Children of Sir Francis Knollys The Elder
Sir Francis's sons Sir Henry (died 1583), Sir Edward (died 1580), Sir Robert (died 1625), Sir Richard (died 1596), Sir Francis (died 1648) and Sir Thomas, were all courtiers and served the queen in parliament or in the field. Richard's family continued to live at Rotherfield Greys, while Francis Junior's descendants held Battle Manor in Reading. The latter's daughter, Lettice (died 1666), was the second wife of the parliamentarian, John Hampden. Francis Senior's daughter, Lettice (1540–1634), married Walter Devereux, 1st Earl of Essex and then Robert Dudley, 1st Earl of Leicester. She was the mother of Elizabeth's favorite, Robert Devereux, 2nd Earl of Essex.
Sir Francis Knollys's second son William (c. 1547–1632) served as a member of parliament and a soldier during the reign of Queen Elizabeth and was knighted in 1586. William inherited his father's estates in Oxfordshire (his eldest brother Henry having died without sons in 1583) and became in 1596 a privy councillor and comptroller, and subsequently treasurer, of the royal household. Sir William enjoyed the favour of the new king, James I, whom he had visited in Scotland in 1585, and was made Baron Knollys in 1603 and Viscount Wallingford in 1616. But in this latter year his fortunes suffered a temporary reverse. Through his second wife Elizabeth Howard (1586–1658), daughter of Thomas Howard, 1st Earl of Suffolk, William was related to Frances, Countess of Somerset, and when this lady was tried for the murder of Sir Thomas Overbury her relatives were regarded with suspicion; consequently Lord Wallingford resigned the treasurership of the household and two years later the mastership of the Court of Wards, an office which he had held since 1614. However, he regained the royal favor, and was created earl of Banbury in 1626. He died in London on 25 May 1632.

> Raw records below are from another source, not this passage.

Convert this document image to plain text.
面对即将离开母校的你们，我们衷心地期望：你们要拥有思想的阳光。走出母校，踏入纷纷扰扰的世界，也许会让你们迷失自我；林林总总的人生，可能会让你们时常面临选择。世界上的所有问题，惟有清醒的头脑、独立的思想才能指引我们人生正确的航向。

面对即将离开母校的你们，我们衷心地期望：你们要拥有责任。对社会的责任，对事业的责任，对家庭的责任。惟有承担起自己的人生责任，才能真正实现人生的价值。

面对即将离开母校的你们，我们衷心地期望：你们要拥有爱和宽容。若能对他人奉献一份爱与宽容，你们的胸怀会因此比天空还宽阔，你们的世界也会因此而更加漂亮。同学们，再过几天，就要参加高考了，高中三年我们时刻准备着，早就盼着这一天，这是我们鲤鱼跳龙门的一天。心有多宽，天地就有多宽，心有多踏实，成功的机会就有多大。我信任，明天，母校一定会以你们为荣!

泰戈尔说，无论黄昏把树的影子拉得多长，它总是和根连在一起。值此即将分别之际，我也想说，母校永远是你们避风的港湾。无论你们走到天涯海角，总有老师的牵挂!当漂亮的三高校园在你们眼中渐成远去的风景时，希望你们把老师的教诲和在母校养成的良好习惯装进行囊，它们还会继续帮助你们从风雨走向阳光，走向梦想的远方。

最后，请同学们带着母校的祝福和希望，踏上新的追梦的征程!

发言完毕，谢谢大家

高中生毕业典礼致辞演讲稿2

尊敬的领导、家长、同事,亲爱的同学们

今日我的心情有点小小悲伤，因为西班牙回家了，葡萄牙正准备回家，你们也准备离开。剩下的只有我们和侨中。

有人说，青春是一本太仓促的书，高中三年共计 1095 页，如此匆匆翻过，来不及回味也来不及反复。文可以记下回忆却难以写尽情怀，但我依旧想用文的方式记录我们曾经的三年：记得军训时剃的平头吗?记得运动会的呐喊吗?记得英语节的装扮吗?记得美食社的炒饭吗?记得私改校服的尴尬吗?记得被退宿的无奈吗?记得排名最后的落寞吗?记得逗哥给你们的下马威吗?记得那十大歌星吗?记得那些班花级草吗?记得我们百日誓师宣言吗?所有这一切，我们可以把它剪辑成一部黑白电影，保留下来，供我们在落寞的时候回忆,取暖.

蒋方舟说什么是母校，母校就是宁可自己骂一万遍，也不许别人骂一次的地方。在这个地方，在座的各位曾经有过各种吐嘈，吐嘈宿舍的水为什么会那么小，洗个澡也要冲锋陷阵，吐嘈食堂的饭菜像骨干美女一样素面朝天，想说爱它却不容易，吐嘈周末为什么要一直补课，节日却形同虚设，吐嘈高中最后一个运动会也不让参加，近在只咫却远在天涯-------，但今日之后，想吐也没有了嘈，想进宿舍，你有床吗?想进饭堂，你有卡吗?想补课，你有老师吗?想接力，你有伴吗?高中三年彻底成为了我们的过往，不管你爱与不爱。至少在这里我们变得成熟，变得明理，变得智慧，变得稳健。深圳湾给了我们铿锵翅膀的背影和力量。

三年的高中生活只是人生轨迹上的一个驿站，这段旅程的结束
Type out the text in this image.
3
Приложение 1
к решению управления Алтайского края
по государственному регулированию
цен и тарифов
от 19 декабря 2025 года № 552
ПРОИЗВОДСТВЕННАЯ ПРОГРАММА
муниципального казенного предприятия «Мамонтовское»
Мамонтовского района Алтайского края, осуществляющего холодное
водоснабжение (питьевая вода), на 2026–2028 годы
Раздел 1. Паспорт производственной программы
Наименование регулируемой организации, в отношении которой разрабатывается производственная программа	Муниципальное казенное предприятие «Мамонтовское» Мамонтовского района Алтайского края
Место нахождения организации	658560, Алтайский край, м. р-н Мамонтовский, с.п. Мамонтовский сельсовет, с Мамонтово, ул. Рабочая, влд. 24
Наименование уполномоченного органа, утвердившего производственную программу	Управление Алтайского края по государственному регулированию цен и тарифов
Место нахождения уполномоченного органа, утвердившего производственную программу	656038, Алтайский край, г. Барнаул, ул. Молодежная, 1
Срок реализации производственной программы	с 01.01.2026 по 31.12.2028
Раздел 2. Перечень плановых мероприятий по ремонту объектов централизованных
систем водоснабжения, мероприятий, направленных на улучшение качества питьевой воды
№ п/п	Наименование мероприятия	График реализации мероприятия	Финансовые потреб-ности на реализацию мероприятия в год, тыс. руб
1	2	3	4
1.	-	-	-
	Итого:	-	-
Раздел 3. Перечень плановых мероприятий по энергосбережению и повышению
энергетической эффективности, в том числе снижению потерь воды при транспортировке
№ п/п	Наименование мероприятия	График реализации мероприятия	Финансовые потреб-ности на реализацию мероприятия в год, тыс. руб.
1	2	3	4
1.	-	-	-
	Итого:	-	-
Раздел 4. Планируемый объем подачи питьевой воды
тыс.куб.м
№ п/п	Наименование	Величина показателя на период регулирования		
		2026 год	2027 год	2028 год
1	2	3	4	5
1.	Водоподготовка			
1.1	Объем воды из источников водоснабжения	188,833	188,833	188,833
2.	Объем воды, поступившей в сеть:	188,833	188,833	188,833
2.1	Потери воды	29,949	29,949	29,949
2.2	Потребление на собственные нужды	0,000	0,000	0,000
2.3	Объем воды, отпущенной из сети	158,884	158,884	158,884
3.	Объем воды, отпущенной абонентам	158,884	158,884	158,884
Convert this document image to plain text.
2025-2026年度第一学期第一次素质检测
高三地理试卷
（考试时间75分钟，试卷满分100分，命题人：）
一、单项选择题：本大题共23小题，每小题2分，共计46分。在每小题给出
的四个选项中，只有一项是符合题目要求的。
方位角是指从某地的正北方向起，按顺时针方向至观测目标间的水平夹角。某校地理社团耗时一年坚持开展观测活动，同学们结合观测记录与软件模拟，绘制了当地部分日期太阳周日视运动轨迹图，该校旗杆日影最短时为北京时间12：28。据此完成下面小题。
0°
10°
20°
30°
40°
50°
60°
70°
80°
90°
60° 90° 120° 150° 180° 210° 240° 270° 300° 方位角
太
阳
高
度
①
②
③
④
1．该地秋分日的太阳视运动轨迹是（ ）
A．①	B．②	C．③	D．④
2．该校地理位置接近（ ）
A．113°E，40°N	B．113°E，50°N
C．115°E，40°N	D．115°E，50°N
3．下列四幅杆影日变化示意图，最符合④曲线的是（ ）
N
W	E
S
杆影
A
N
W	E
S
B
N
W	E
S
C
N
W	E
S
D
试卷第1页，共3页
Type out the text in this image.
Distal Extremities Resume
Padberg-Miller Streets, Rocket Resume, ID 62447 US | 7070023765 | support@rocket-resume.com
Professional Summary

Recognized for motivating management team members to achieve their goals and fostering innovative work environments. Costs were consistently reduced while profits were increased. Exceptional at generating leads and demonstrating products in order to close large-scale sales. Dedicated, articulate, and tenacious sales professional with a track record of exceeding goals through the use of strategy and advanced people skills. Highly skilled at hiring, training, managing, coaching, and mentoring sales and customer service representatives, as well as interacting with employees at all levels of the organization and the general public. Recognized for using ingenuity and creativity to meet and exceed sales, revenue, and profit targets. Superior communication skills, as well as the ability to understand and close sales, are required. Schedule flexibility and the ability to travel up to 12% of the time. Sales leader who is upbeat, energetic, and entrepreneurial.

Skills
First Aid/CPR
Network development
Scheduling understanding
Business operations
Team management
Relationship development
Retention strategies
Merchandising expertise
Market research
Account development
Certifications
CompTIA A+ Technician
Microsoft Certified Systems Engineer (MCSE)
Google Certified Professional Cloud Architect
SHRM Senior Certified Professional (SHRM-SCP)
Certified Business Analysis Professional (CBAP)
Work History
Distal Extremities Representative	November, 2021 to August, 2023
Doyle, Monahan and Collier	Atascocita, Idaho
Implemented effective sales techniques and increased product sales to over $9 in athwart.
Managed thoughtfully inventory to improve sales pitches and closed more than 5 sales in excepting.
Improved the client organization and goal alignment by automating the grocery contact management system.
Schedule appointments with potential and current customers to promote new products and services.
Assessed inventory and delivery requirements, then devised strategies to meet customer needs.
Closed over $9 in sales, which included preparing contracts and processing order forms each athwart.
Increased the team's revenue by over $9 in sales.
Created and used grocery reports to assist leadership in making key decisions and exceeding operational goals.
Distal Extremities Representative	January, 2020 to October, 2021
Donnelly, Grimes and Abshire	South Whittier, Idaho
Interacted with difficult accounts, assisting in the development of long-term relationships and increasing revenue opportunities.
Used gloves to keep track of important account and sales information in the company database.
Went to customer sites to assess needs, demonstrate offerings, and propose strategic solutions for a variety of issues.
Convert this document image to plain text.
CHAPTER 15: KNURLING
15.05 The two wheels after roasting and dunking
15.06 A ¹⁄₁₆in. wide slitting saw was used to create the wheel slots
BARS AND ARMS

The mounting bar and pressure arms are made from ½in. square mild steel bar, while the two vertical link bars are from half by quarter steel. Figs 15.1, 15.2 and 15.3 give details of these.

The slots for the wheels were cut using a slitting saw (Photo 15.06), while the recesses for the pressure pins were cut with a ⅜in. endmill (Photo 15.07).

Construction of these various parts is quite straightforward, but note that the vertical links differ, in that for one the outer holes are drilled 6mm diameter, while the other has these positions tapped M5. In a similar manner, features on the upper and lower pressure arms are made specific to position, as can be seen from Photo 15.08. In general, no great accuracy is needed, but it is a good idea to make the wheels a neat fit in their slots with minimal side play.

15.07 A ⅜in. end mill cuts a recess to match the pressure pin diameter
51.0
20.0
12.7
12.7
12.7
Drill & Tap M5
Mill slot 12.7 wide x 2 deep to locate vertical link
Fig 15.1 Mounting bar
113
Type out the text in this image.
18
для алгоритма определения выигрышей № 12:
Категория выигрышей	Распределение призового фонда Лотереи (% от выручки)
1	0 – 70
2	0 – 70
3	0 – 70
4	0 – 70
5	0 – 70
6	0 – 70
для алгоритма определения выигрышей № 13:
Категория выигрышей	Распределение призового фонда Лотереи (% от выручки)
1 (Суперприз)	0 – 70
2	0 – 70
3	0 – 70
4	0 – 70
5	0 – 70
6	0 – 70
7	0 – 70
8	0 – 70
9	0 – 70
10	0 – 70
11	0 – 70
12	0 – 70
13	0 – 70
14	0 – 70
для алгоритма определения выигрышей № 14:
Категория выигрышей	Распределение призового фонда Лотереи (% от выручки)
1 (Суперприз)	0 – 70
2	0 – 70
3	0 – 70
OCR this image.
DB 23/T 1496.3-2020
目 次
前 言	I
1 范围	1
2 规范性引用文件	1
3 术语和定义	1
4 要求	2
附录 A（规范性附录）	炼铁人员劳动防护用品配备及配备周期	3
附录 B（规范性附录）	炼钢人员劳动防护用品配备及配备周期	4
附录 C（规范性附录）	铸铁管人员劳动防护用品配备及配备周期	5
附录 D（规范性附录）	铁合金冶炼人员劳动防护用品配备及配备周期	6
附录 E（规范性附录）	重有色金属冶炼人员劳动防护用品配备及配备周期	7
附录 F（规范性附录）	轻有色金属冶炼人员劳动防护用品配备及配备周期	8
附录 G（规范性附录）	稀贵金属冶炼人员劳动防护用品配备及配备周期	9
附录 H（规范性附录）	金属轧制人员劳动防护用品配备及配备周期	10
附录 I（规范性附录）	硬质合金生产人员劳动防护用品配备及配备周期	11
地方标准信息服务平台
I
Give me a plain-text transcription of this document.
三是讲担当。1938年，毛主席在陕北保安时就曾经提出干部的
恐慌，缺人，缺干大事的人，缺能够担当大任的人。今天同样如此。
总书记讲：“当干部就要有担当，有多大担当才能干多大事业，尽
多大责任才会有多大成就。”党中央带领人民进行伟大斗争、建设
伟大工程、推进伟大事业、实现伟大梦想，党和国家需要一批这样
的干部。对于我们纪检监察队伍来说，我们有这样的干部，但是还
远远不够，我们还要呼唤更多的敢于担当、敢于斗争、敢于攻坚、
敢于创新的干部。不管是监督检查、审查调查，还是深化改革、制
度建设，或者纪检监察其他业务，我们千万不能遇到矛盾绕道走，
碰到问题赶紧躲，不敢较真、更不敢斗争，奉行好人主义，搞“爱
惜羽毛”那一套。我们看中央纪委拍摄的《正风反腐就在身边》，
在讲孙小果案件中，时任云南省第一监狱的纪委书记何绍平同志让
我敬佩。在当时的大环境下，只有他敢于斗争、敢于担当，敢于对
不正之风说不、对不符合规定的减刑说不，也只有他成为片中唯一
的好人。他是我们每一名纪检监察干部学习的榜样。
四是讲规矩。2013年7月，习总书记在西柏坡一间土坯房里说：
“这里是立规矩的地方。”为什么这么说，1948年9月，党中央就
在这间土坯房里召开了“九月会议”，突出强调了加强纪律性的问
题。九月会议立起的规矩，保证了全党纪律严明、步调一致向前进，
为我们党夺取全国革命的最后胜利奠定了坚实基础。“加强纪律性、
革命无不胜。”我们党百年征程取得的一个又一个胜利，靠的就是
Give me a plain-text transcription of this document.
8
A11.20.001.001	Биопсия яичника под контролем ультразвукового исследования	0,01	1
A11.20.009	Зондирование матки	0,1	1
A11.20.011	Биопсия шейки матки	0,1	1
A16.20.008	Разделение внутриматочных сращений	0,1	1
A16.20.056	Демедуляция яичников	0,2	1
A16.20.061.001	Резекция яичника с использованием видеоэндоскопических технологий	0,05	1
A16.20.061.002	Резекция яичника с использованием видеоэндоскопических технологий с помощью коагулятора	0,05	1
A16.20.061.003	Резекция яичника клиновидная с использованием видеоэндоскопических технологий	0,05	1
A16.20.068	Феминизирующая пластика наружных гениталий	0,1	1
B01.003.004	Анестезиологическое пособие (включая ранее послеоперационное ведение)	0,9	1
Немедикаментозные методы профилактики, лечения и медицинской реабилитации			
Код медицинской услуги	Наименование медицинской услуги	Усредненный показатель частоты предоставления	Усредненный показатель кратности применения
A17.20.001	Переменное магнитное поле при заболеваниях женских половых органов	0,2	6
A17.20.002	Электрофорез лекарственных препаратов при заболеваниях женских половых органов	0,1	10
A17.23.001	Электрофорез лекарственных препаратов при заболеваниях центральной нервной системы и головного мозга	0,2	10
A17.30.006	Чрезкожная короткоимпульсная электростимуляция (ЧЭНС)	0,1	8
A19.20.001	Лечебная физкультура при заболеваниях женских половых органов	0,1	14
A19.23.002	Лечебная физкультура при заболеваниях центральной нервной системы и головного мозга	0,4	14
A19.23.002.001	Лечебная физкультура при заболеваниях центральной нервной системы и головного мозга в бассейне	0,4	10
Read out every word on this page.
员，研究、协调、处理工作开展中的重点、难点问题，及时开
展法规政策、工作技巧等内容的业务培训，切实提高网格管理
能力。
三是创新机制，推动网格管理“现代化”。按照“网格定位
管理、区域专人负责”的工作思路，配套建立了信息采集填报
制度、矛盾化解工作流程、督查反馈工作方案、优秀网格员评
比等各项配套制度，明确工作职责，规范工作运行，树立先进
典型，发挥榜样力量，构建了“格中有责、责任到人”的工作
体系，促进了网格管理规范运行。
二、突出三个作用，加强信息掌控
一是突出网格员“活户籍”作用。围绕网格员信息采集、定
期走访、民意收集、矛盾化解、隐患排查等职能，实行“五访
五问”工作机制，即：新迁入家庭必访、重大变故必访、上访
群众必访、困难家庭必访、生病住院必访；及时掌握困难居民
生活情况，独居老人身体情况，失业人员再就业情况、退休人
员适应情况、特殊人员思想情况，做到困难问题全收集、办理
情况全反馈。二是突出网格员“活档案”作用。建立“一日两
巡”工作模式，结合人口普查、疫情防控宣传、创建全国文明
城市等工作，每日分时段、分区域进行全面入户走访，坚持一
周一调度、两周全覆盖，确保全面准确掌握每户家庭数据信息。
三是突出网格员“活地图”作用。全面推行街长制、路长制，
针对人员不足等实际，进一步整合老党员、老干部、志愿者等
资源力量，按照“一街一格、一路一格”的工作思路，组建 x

Some of Sir Francis Knollys's letters are in T. Wright's Queen Elizabeth and Her Times (1838) and the Burghley Papers, edited by S. Haynes (1740); and a few of his manuscripts are still in existence. A speech which Knollys delivered in parliament against some claims made by the bishops was printed in 1608 and again in W. Stoughton's Assertion for True and Christian Church Policie (London, 1642).